Amano began training to be a ninja at a young age, and many years before “returning to the faith” (chozer b’tshuvah), as Jews refer to the process of becoming Orthodox. Like many kids, Amano wanted to be like the ninjas he saw in movies. So at nine years old he started to train in karate. Three years later, he happened upon a notice for a small ninjutsu group.
He immediately began to train with Shai Goshen, a pupil of Yaakov Hazan who was a student of Doron Navon, the first Western Jew to study under Masaaki Hatsumi, the 34th and current ninjutsu grandmaster. It was Navon who brought ninjutsu to Israel.
At age 16, Amano was privileged to meet Hatsumi at a training camp in the Netherlands. His dedication to the art only grew. “I began to see the world through ninja’s eyes,” Amano told the ultra-Orthodox news portal Kikar Hashabbat.

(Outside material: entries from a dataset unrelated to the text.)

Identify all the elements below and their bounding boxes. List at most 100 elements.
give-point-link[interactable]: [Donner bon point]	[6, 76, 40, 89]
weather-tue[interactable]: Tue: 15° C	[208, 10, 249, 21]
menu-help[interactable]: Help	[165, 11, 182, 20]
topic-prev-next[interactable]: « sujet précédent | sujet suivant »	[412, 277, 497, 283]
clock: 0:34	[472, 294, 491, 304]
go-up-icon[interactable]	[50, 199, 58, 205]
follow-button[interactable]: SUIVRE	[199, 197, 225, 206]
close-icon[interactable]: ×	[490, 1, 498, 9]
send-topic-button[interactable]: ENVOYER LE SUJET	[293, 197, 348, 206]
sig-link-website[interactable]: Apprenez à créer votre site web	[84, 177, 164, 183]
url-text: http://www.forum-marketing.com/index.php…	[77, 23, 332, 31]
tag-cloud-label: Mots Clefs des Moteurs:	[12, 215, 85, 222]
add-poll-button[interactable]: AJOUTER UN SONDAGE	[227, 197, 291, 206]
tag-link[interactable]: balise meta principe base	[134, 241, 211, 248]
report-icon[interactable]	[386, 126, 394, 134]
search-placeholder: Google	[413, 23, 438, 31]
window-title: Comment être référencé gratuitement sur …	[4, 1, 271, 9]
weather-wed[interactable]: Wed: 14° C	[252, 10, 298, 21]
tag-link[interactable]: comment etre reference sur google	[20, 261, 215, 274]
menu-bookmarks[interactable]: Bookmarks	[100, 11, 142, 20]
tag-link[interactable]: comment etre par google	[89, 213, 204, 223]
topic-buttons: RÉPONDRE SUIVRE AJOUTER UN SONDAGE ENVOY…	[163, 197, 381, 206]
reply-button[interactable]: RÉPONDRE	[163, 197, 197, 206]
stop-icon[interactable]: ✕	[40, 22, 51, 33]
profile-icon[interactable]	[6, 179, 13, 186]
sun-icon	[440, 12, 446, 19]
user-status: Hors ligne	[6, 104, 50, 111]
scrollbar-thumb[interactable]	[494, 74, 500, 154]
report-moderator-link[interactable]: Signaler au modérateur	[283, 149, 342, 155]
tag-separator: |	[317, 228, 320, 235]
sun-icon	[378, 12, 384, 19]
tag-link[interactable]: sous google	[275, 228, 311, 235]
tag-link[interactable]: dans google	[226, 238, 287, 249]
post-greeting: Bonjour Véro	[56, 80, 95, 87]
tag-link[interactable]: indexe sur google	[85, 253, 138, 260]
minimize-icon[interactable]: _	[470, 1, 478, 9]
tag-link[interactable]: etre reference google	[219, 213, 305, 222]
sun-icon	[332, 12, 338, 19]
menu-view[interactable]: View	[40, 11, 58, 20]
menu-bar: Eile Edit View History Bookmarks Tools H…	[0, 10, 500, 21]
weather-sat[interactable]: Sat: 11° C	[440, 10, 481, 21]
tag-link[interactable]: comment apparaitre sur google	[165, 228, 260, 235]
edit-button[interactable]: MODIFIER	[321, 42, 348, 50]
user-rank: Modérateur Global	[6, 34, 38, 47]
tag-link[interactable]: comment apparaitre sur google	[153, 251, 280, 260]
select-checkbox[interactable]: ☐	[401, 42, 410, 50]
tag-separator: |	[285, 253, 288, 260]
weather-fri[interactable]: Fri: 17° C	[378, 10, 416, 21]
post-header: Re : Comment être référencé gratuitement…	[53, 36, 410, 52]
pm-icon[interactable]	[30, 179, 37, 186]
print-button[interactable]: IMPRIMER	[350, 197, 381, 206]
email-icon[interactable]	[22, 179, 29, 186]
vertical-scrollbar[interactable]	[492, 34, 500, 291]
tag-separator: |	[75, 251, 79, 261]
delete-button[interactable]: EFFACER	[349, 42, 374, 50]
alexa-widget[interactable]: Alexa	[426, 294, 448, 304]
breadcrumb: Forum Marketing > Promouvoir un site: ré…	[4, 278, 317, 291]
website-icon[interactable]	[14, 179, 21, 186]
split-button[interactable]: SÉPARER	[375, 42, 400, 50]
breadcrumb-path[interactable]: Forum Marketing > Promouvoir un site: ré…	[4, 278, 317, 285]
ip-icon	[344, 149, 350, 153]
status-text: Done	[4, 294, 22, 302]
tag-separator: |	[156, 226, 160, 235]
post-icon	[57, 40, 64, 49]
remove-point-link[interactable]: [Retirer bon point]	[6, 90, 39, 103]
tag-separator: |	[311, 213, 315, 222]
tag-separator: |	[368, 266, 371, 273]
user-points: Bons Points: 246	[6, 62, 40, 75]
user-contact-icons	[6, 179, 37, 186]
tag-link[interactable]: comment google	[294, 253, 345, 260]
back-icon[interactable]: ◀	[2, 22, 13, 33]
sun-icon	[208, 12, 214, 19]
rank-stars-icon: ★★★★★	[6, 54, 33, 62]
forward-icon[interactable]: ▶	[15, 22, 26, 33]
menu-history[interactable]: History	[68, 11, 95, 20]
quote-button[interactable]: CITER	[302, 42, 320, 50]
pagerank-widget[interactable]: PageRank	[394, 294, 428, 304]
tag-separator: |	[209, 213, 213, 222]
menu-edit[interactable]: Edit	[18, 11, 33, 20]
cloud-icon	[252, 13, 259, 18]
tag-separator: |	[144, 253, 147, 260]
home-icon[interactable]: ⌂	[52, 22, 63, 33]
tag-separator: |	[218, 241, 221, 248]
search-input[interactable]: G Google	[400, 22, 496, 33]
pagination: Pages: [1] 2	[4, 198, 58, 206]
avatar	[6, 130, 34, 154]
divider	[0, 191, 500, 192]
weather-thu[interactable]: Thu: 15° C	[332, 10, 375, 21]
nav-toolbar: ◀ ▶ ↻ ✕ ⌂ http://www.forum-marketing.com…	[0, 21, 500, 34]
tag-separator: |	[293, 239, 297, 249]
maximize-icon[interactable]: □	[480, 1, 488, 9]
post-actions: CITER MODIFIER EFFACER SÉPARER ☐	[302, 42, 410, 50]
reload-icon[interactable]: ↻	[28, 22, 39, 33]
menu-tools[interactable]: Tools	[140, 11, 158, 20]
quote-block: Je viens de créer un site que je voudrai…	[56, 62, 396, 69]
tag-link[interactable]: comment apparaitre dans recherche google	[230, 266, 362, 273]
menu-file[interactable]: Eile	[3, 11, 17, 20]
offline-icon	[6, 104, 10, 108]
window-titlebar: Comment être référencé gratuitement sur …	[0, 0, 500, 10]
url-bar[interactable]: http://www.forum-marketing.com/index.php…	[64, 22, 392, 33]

When he turned 18, two important things happened in Amano’s life. First, he became religious, finding the answers to his questions about life in the sacred texts of Judaism. Shortly after, he earned his black belt in ninjutsu, solidifying a career that today finds him as one of the top self-defense trainers in Israel.
Amano sees a lot of parallels between ninjutsu and the Israeli-developed martial art of krav maga (see page 26). Unlike other martial arts, which are today all about competitions and prizes, ninjutsu and krav maga remain very practical ways to defend one’s self. “Ninjutsu,” he says, “remains well suited to real-life situations.”